Catch-up limits for workers 50 and older will rise to $8,000, while the higher Secure 2.0 catch-up tier for ages 60–63 remains locked at $11,250.
Roth IRA income thresholds and traditional IRA limits also move higher next year, widening the window for tax-advantaged saving.
The announcement lands against a familiar backdrop: most workers aren’t contributing anywhere near the cap.
Vanguard data shows only 14% of participants maxed out their plans last year, and the typical savings rate still sits near the low-teens even with employer contributions.
Fidelity’s readings for Q2 echo the same pattern.
The timing adds another layer.
The IRS published the update hours after the federal government reopened, ending a six-week data blackout that stalled several other inflation adjustments earlier in the month.
Deeper Read
The higher limits matter, but the adoption gap matters more.
Contribution caps continue to rise faster than actual participation, creating a widening disconnect between what savers could shelter and what they are sheltering.
The increase signals policy continuity rather than a shift in retirement behavior.
Investor Signal
Watch plan providers and asset managers with heavy workplace-savings exposure.
Rising limits expand contribution ceilings, but real revenue impact depends on whether participation improves as inflation cools and confidence rebounds.
CLOSING LENS
Today’s reversal underscored how quickly positioning can flip when the rate path loses clarity.
With the Nasdaq breaking below its 50-day and rate-cut odds sliding sharply, markets are recalibrating after weeks of tech-driven momentum.
The end of the shutdown removes one uncertainty but introduces another: the data vacuum now forces investors to trade without the jobs and inflation signals that typically anchor the Fed’s final meeting of the year.
The day’s sell-off centers on three shifts:
Rates: Futures are moving toward a longer wait for the next cut as the data blackout complicates the Fed’s December read.

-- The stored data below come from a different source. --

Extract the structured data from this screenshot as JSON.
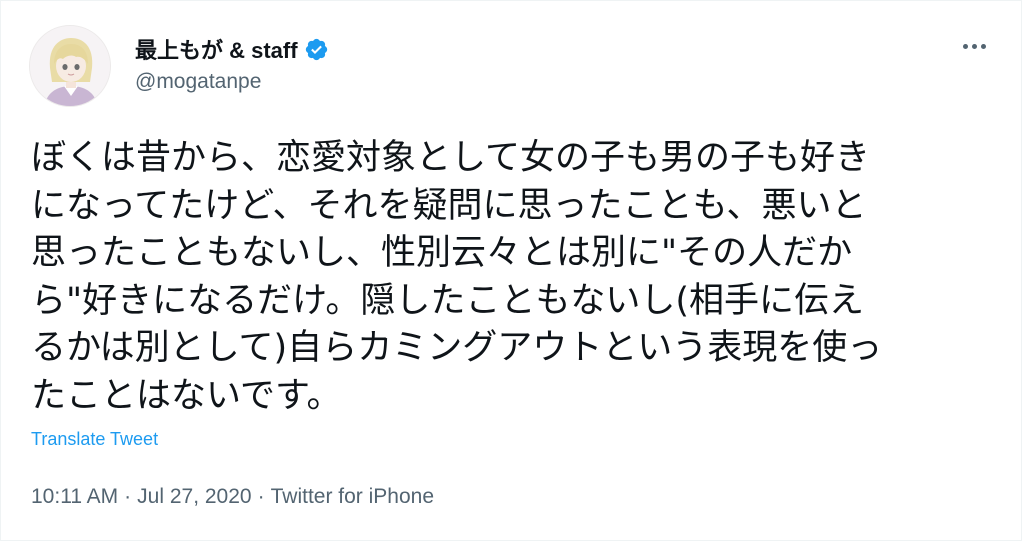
{
  "author": {
    "display_name": "最上もが & staff",
    "handle": "@mogatanpe",
    "verified_icon": "verified-badge-icon",
    "brand_color": "#1d9bf0"
  },
  "tweet": {
    "lines": [
      "ぼくは昔から、恋愛対象として女の子も男の子も好き",
      "になってたけど、それを疑問に思ったことも、悪いと",
      "思ったこともないし、性別云々とは別に\"その人だか",
      "ら\"好きになるだけ。隠したこともないし(相手に伝え",
      "るかは別として)自らカミングアウトという表現を使っ",
      "たことはないです。"
    ],
    "translate_label": "Translate Tweet",
    "time": "10:11 AM",
    "separator": "·",
    "date": "Jul 27, 2020",
    "source": "Twitter for iPhone"
  },
  "menu": {
    "icon": "more-horizontal-icon"
  }
}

Tech: AI leaders are finally correcting after months of uninterrupted inflows; the break below the Nasdaq’s 50-day puts technical pressure on the sector.
Macro visibility: The shutdown may leave a permanent gap in October data, tightening the Fed’s margin for error and heightening near-term volatility.
The market closed weaker, but the signal is clean: positioning is resetting ahead of the first full data cycle post-shutdown.